ORLANDO, Fla. -- The last thing anyone wants to do at a news conference is answer questions, and certainly not difficult questions.
Since Nov. 7, when Magic Johnson announced his retirement from the Los Angeles Lakers because he had contracted the virus that leads to AIDS, he has been answering nothing but difficult questions about his life.
Yesterday, Johnson fielded the latest round, most concerning his participation in tomorrow's 42nd NBA All-Star Game.
Flashing his trademark smile, Johnson said he was looking forward to "being back with the guys," and said the midseason classic would give him the opportunity to say goodbye to his many fans on a national and worldwide scale.
"The first thing you miss from playing is being one of the boys," said Johnson. "You miss the competition and big games. I have a chance to have it one more time."
Johnson's return has touched off a flurry of comment around the league, with some players, such as Cleveland's Mark Price, expressing concern that Johnson's presence could pose a risk -- possibly infecting another competitor through bleeding from an open wound.
Johnson, who will appear in his 12th All-Star Game, discounted such fears, saying he would not have subjected other players to such a risk.
"I played full court with Larry Drew [a former Lakers teammate] this morning, and I've been playing five-on-five, four-on-four and so forth with guys for a month and a half and we've been in close contact and bumping and sweating and everything," said Johnson.
"I can give you 30 phone numbers of guys I've been playing with and nothing has happened. The only way you can overcome fear is get out there with me."

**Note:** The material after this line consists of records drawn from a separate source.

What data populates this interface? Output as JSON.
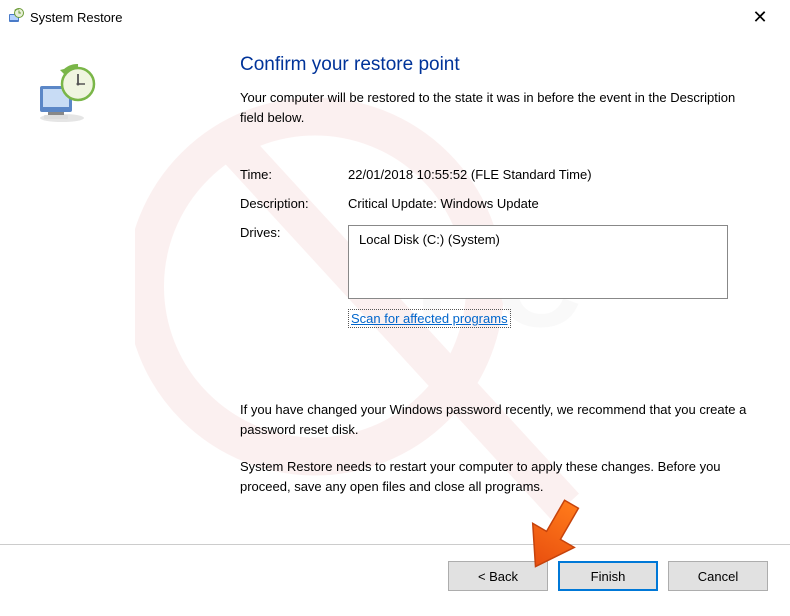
{
  "titlebar": {
    "title": "System Restore"
  },
  "heading": "Confirm your restore point",
  "subheading": "Your computer will be restored to the state it was in before the event in the Description field below.",
  "fields": {
    "time_label": "Time:",
    "time_value": "22/01/2018 10:55:52 (FLE Standard Time)",
    "description_label": "Description:",
    "description_value": "Critical Update: Windows Update",
    "drives_label": "Drives:",
    "drives_value": "Local Disk (C:) (System)"
  },
  "scan_link": "Scan for affected programs",
  "info": {
    "password_note": "If you have changed your Windows password recently, we recommend that you create a password reset disk.",
    "restart_note": "System Restore needs to restart your computer to apply these changes. Before you proceed, save any open files and close all programs."
  },
  "buttons": {
    "back": "< Back",
    "finish": "Finish",
    "cancel": "Cancel"
  }
}
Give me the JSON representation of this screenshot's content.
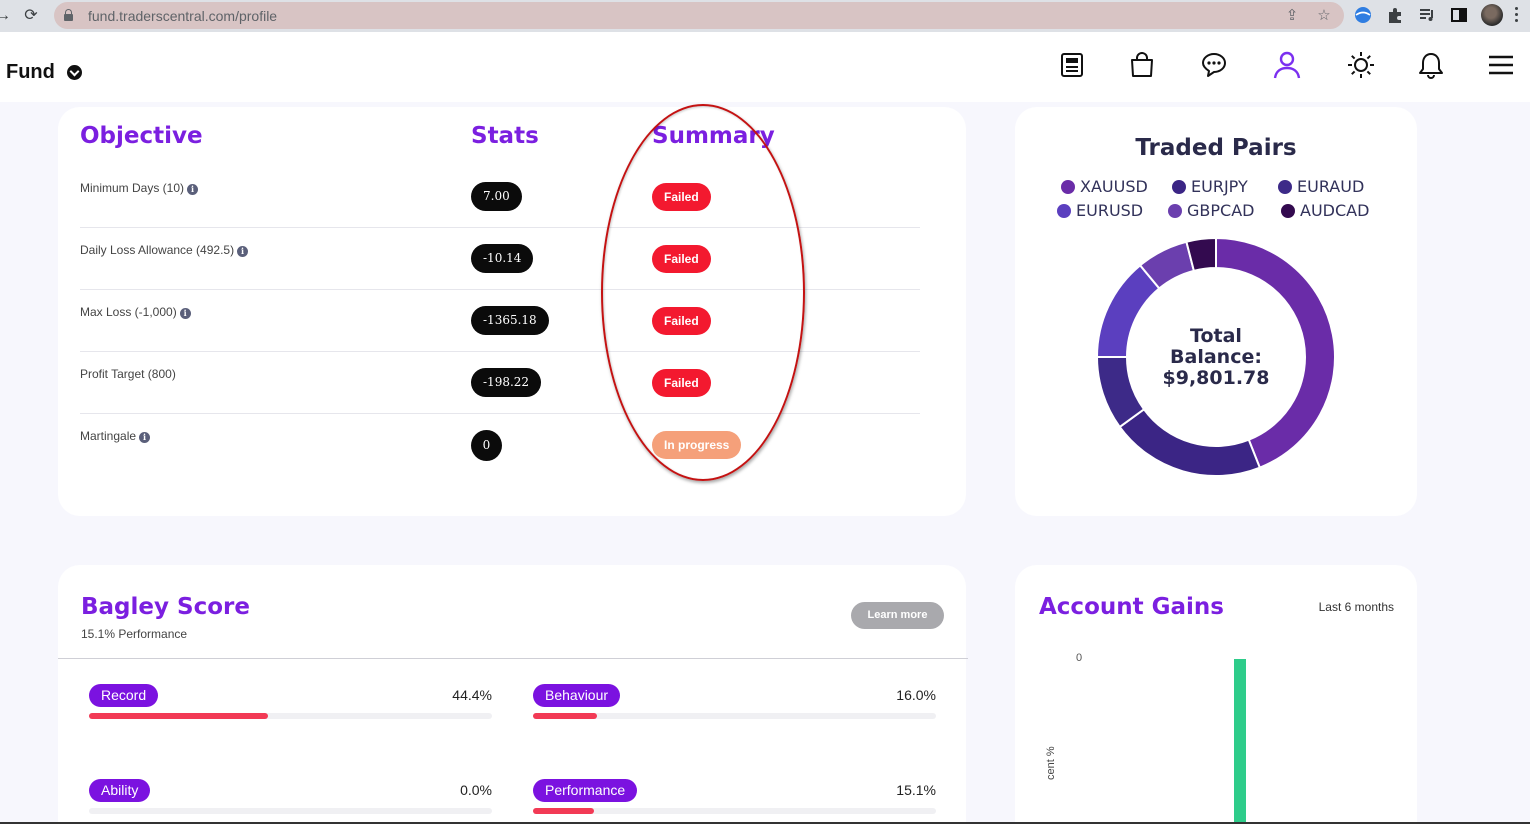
{
  "browser": {
    "url": "fund.traderscentral.com/profile"
  },
  "header": {
    "brand": "Fund",
    "icons": [
      "document-icon",
      "shopping-bag-icon",
      "chat-icon",
      "user-icon",
      "sun-icon",
      "bell-icon",
      "menu-icon"
    ],
    "accent": "#7b1fe0"
  },
  "objectives": {
    "headers": {
      "objective": "Objective",
      "stats": "Stats",
      "summary": "Summary"
    },
    "rows": [
      {
        "label": "Minimum Days (10)",
        "info": true,
        "stat": "7.00",
        "status": "Failed"
      },
      {
        "label": "Daily Loss Allowance (492.5)",
        "info": true,
        "stat": "-10.14",
        "status": "Failed"
      },
      {
        "label": "Max Loss (-1,000)",
        "info": true,
        "stat": "-1365.18",
        "status": "Failed"
      },
      {
        "label": "Profit Target (800)",
        "info": false,
        "stat": "-198.22",
        "status": "Failed"
      },
      {
        "label": "Martingale",
        "info": true,
        "stat": "0",
        "status": "In progress"
      }
    ],
    "status_colors": {
      "failed": "#f3192f",
      "in_progress": "#f5a07a"
    }
  },
  "traded_pairs": {
    "title": "Traded Pairs",
    "center_line1": "Total",
    "center_line2": "Balance:",
    "center_line3": "$9,801.78",
    "chart_data": {
      "type": "pie",
      "title": "Traded Pairs",
      "labels": [
        "XAUUSD",
        "EURJPY",
        "EURAUD",
        "EURUSD",
        "GBPCAD",
        "AUDCAD"
      ],
      "values": [
        44,
        21,
        10,
        14,
        7,
        4
      ],
      "colors": [
        "#6a2ca8",
        "#3b2585",
        "#3d2a88",
        "#5b3fbf",
        "#6b3fae",
        "#330a4f"
      ],
      "legend": "top"
    }
  },
  "bagley": {
    "title": "Bagley Score",
    "subtitle": "15.1% Performance",
    "learn_more": "Learn more",
    "metrics": [
      {
        "label": "Record",
        "value": "44.4%",
        "fraction": 0.444
      },
      {
        "label": "Behaviour",
        "value": "16.0%",
        "fraction": 0.16
      },
      {
        "label": "Ability",
        "value": "0.0%",
        "fraction": 0.0
      },
      {
        "label": "Performance",
        "value": "15.1%",
        "fraction": 0.151
      }
    ]
  },
  "account_gains": {
    "title": "Account Gains",
    "range": "Last 6 months",
    "zero_tick": "0",
    "ylabel": "cent %"
  }
}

NBA commissioner David J. Stern said the league had been in consultation with a team of doctors from Baltimore's Johns Hopkins Hospital, led by Dr. David Rogers, the vice chairman of the Presidential Commission on AIDS.

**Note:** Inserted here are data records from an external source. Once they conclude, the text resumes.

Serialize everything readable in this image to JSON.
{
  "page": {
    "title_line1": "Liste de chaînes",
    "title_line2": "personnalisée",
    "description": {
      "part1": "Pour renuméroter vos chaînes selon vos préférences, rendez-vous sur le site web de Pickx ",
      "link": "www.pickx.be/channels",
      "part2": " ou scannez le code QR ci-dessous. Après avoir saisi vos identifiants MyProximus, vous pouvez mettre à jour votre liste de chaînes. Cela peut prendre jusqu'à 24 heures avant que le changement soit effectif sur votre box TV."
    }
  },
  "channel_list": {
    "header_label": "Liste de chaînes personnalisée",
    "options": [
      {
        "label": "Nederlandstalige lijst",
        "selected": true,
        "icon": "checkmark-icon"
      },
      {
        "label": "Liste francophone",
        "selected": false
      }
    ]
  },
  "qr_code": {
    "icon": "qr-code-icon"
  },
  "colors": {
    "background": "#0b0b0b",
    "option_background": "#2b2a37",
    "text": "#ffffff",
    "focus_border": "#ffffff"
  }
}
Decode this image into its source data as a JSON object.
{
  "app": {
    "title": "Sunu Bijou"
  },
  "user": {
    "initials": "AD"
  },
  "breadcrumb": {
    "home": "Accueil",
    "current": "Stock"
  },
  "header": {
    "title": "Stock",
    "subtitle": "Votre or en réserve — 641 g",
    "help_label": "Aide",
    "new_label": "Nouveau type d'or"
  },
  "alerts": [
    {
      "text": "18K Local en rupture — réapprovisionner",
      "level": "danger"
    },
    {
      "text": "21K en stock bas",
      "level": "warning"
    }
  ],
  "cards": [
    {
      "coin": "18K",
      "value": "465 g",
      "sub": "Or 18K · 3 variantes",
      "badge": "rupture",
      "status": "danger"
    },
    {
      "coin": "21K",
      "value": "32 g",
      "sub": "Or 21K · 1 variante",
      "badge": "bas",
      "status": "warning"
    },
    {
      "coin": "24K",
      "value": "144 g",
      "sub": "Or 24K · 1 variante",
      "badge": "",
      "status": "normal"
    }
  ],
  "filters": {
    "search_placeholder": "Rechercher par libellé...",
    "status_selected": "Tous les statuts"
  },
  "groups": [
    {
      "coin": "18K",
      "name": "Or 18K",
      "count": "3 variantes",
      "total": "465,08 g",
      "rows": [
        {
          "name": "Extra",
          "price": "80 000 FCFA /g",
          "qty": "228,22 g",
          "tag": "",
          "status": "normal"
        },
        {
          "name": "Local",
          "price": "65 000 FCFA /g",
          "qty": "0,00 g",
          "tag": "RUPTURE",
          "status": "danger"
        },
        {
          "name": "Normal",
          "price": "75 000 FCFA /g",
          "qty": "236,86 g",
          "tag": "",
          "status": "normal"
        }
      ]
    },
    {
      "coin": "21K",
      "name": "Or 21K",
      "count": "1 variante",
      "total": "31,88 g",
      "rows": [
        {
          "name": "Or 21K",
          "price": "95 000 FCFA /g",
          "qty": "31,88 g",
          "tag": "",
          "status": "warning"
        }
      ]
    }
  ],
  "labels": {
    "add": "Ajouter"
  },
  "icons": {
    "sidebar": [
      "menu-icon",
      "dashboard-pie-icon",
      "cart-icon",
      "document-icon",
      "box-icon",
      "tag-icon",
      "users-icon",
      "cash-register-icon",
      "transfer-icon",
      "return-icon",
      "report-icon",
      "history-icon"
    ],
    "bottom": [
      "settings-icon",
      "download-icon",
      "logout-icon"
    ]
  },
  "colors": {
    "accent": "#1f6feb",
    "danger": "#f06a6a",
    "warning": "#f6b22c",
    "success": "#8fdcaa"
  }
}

The panel has assured league officials the risk of Johnson infecting other players was minimal at best.
"All we could do is get the best medical advice," said Stern. "Our medical experts were unanimous in all areas. I'm glad that Magic Johnson is playing All-Star Weekend and I'm the one that got to make the choice."
Stern said the league's team doctors would be meeting during the weekend to help the league implement a policy similar to a recent International Olympic Committee decree that any participant with an open wound must leave the court to have it treated.

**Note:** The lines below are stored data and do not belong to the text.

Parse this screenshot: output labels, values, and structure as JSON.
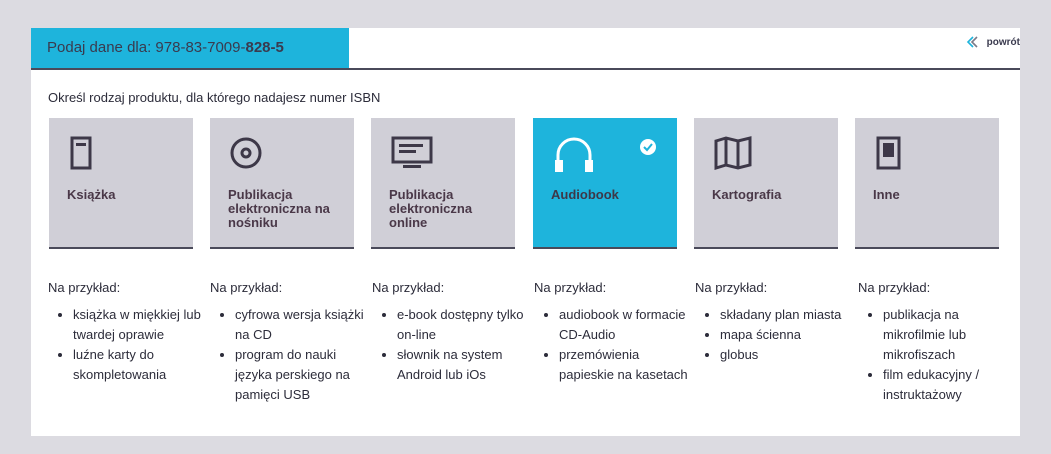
{
  "header": {
    "isbn_prefix": "Podaj dane dla: 978-83-7009-",
    "isbn_bold": "828-5",
    "back_label": "powrót"
  },
  "instruction": "Określ rodzaj produktu, dla którego nadajesz numer ISBN",
  "accent_color": "#1eb4dc",
  "products": [
    {
      "label": "Książka",
      "icon": "book-icon",
      "selected": false,
      "examples_title": "Na przykład:",
      "examples": [
        "książka w miękkiej lub twardej oprawie",
        "luźne karty do skompletowania"
      ]
    },
    {
      "label": "Publikacja elektroniczna na nośniku",
      "icon": "disc-icon",
      "selected": false,
      "examples_title": "Na przykład:",
      "examples": [
        "cyfrowa wersja książki na CD",
        "program do nauki języka perskiego na pamięci USB"
      ]
    },
    {
      "label": "Publikacja elektroniczna online",
      "icon": "monitor-icon",
      "selected": false,
      "examples_title": "Na przykład:",
      "examples": [
        "e-book dostępny tylko on-line",
        "słownik na system Android lub iOs"
      ]
    },
    {
      "label": "Audiobook",
      "icon": "headphones-icon",
      "selected": true,
      "examples_title": "Na przykład:",
      "examples": [
        "audiobook w formacie CD-Audio",
        "przemówienia papieskie na kasetach"
      ]
    },
    {
      "label": "Kartografia",
      "icon": "map-icon",
      "selected": false,
      "examples_title": "Na przykład:",
      "examples": [
        "składany plan miasta",
        "mapa ścienna",
        "globus"
      ]
    },
    {
      "label": "Inne",
      "icon": "microfilm-icon",
      "selected": false,
      "examples_title": "Na przykład:",
      "examples": [
        "publikacja na mikrofilmie lub mikrofiszach",
        "film edukacyjny / instruktażowy"
      ]
    }
  ]
}
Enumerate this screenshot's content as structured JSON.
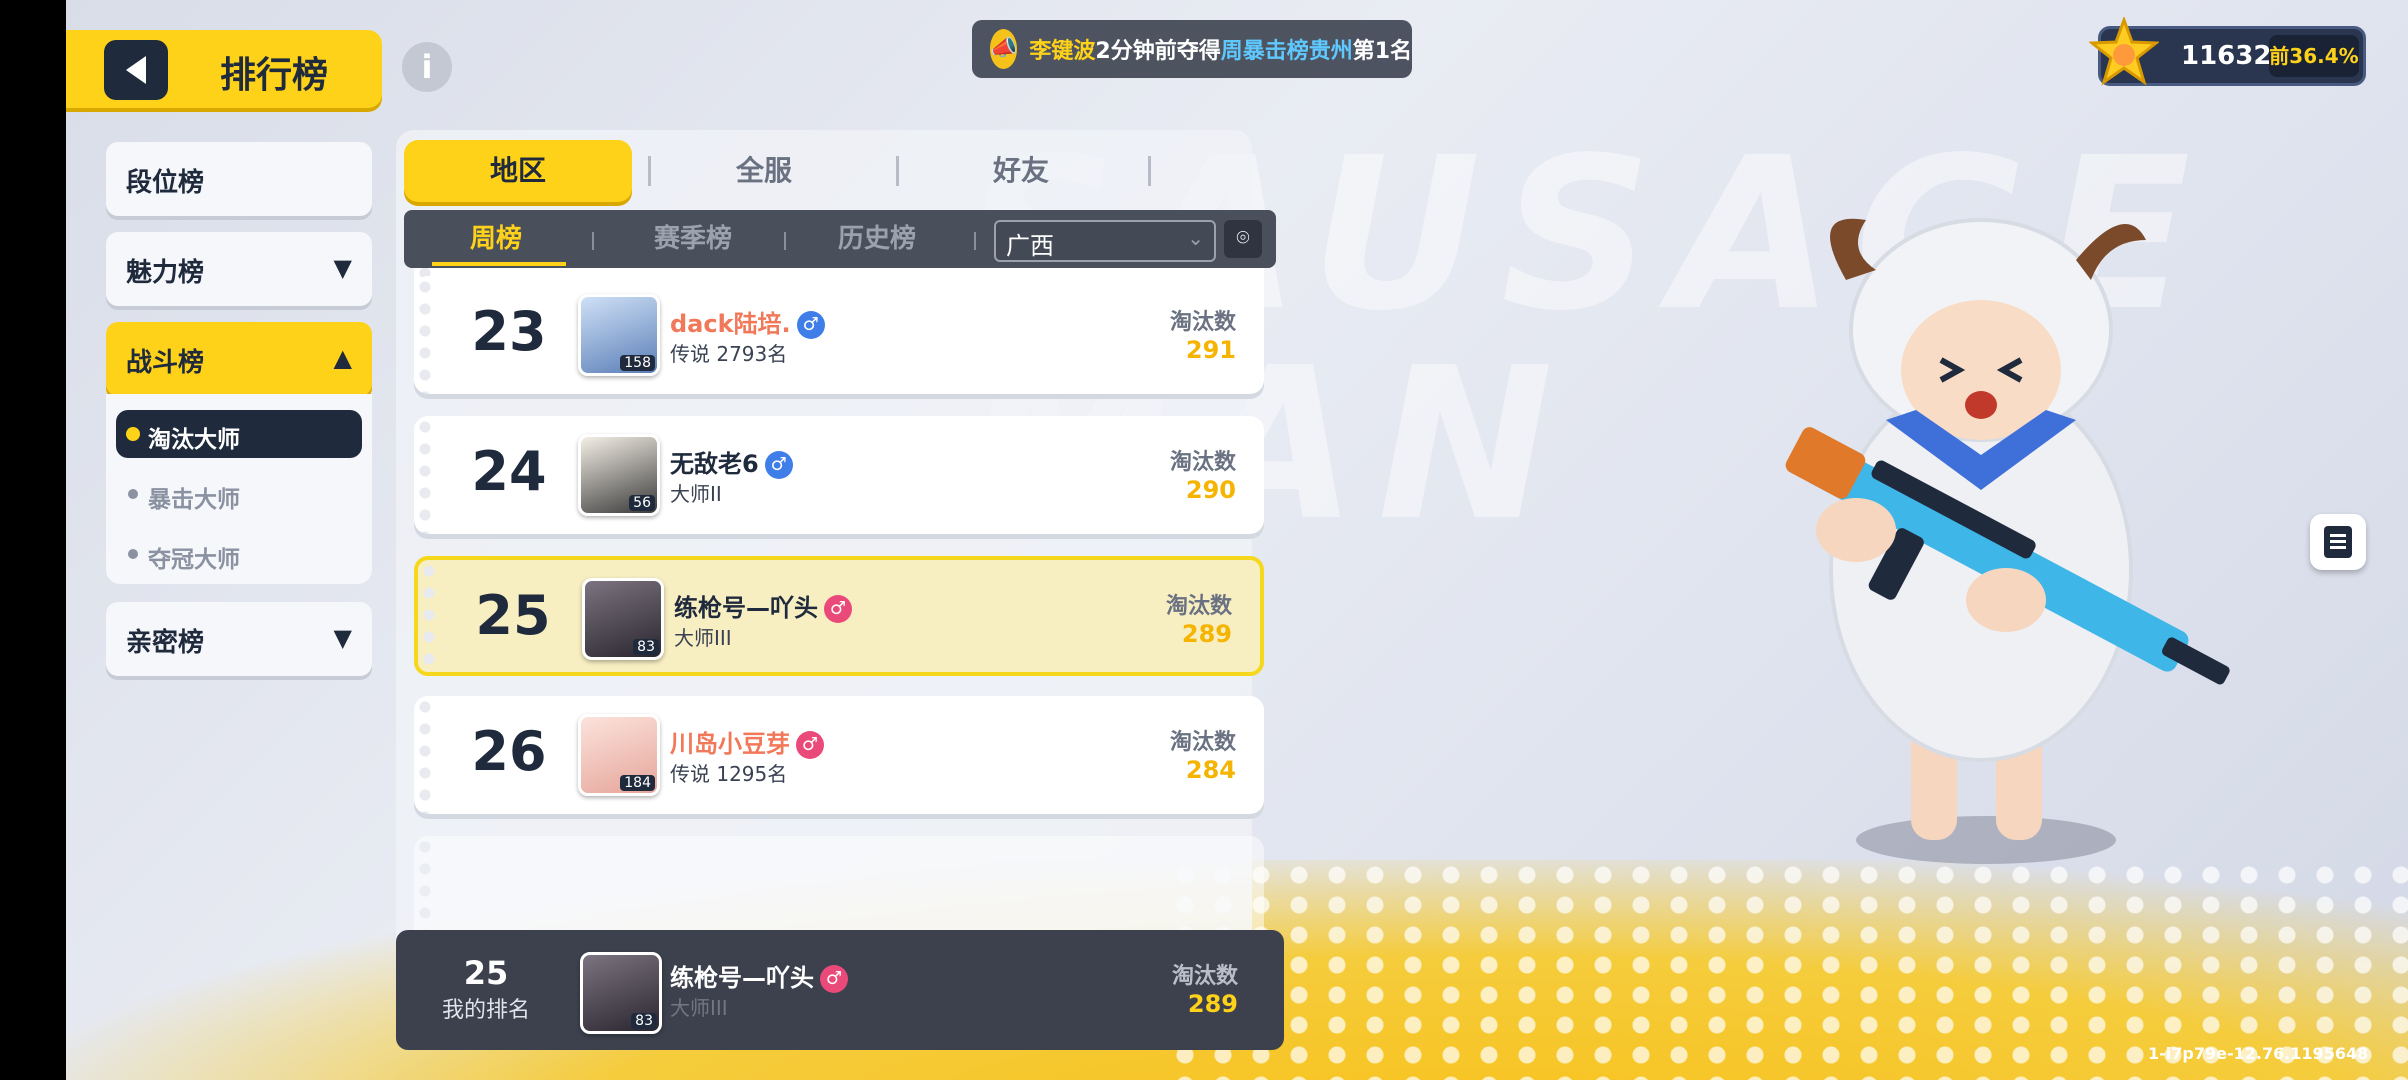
{
  "header": {
    "title": "排行榜",
    "info_icon": "info-icon"
  },
  "announcement": {
    "player": "李键波",
    "text1": "2分钟前夺得",
    "board": "周暴击榜贵州",
    "text2": "第1名"
  },
  "score": {
    "value": "11632",
    "rank": "前36.4%"
  },
  "menu": {
    "duanwei": "段位榜",
    "meili": "魅力榜",
    "zhandou": "战斗榜",
    "qinmi": "亲密榜",
    "sub": [
      "淘汰大师",
      "暴击大师",
      "夺冠大师"
    ]
  },
  "tabs": [
    "地区",
    "全服",
    "好友"
  ],
  "subtabs": [
    "周榜",
    "赛季榜",
    "历史榜"
  ],
  "region": "广西",
  "stat_label": "淘汰数",
  "rows": [
    {
      "rank": "23",
      "name": "dack陆培.",
      "sub": "传说 2793名",
      "level": "158",
      "value": "291"
    },
    {
      "rank": "24",
      "name": "无敌老6",
      "sub": "大师II",
      "level": "56",
      "value": "290"
    },
    {
      "rank": "25",
      "name": "练枪号—吖头",
      "sub": "大师III",
      "level": "83",
      "value": "289"
    },
    {
      "rank": "26",
      "name": "川岛小豆芽",
      "sub": "传说 1295名",
      "level": "184",
      "value": "284"
    }
  ],
  "my": {
    "rank": "25",
    "label": "我的排名",
    "name": "练枪号—吖头",
    "sub": "大师III",
    "level": "83",
    "value": "289"
  },
  "watermark": "SAUSAGE MAN",
  "version": "1-i7p79e-12.76.1195648",
  "colors": {
    "accent": "#ffd21a",
    "dark": "#1f2a3c",
    "value": "#f5b400"
  }
}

That policy is expected to be in place by tomorrow's game.
The door to Johnson's participation was opened by fans who voted him into one of the two starting guard slots for the Western Conference team, behind Portland's Clyde Drexler and ahead of Tim Hardaway of Golden State.
Although Johnson retired just three days into the NBA season, All-Star Game ballots with his name had been printed and distributed.
Stern pooh-poohed talk, led by the Philadelphia 76ers' Charles Barkley and the Utah Jazz's Karl Malone, that Johnson's presence would upstage the showcase event.
"These [All-Star Weekend events] provide a spectacular stage for what we call the NBA family to provide for a very special member," said Stern. "If that gets a little more attention to Magic than any other player, I think they'll understand."
Johnson was coy about the number of minutes he would play, saying he would leave that up to West coach Don Nelson of Golden State, who has said he will let Johnson play for as long as he wants.
Johnson declined to predict how rusty his game would be after three months away from the NBA.
But he left no doubt about the special feeling he'll get from playing.
"I'm looking forward to Nellie [Nelson] stomping his feet at me like [Pat] Riley and [Mike] Dunleavy [Johnson's former Lakers coaches] used to do," said Johnson. "All of it will be great. I'll suck all of it up and bottle it and cherish it."